I get that for shorter trips and when you’re tied into a work contract, sometimes this isn’t possible, but if you’re doing lots of shorter trips for the numbers you’re just not going to have the same depth of experience, and you’ll leave a hefty carbon footprint to boot.

Slow travelling with locals helps to reduce your carbon footprint

It contributes to elitism

Travellers are generally great: interesting (and interested), open minded, adventurous types that I love to meet, make friends, and explore with. However, there’s definitely an elitism that arises when you get into conversations in groups of travellers. ‘You haven’t travelled until you’ve been to [X place]!’, or ‘Aww, this is your first time out of Europe/the States?’

Who really cares how many places you have been? It’s the stories that matter. It’s how you engaged.

While budget travel is definitely possible, and the reality for most travellers, there’s no doubt that the majority of those who have clocked up 30+ countries have had to be pretty privileged to be able to do so.
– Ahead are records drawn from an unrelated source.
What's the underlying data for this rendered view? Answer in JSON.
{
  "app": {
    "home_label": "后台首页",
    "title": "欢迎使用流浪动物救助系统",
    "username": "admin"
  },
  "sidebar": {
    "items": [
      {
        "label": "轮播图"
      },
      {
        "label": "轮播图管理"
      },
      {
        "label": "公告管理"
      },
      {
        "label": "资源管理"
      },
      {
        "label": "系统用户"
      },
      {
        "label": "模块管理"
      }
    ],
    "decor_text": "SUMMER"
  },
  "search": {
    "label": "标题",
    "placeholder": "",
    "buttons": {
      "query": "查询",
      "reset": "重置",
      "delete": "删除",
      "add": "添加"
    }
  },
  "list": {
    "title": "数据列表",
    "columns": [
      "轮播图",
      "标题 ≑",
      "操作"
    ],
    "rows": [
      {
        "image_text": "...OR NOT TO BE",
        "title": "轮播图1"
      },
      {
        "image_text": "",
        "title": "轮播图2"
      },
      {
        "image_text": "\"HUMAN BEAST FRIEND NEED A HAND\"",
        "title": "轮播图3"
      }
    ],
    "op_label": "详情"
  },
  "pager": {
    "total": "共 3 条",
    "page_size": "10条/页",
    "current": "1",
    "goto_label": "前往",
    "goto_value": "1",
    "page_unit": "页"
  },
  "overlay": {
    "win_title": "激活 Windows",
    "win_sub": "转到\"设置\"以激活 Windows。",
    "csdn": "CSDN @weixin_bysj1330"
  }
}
Whether it’s being able to take that amount of time off work or just being wealthy enough to afford to take multiple holidays a year, this is not normal and not the reality for the vast majority of people.

Travel should be inclusive.

 I am passionate about travel because of the degree to which it can open up your world and give you new perspectives. But for many travel is only going to be possible in their own backyard, or neighbouring country. That does not mean that those travellers are less valid. Travel should not just be a rich kid’s game.

Unfortunately Instagram makes it seem that way. By making it seem that you are not a real traveller unless you’re constantly able to be on the go, with 37 countries under your belt, staying in luxury pads and snapping shots with equipment worth thousands of dollars, it may discourage people who have been less able to travel from even trying.

There’s a better way to inspire others

I can understand the desire to run a tally in your own head, (for all I’ve said I know how many countries I’ve been to and have been pleased to know it’s grown in the last few years). It might be exciting to make a personal goal to visit 30 countries before you’re 30. But what I don’t get is why anyone else needs to know.

Obviously people who share their travels for a living want to show they know their stuff. But will knowing your ‘numbers’ make your followers want to travel more? Or just feel inexperienced? Or inadequate if they are never going to be able to manage that?

The travel community is a wonderful space full of [wanderful] people. If as travellers, bloggers, instagrammers, or whatever we might be, want to inspire more people to go over borders and expand their horizons, there’s a better way. It should be about the stories we can tell, the photographs, the sharing of how it is possible for those who don’t have a huge wad of cash to fall back on. We need to stop counting and go back to basics, focus on why we started travelling in the first place. And share the joy, not the smugness.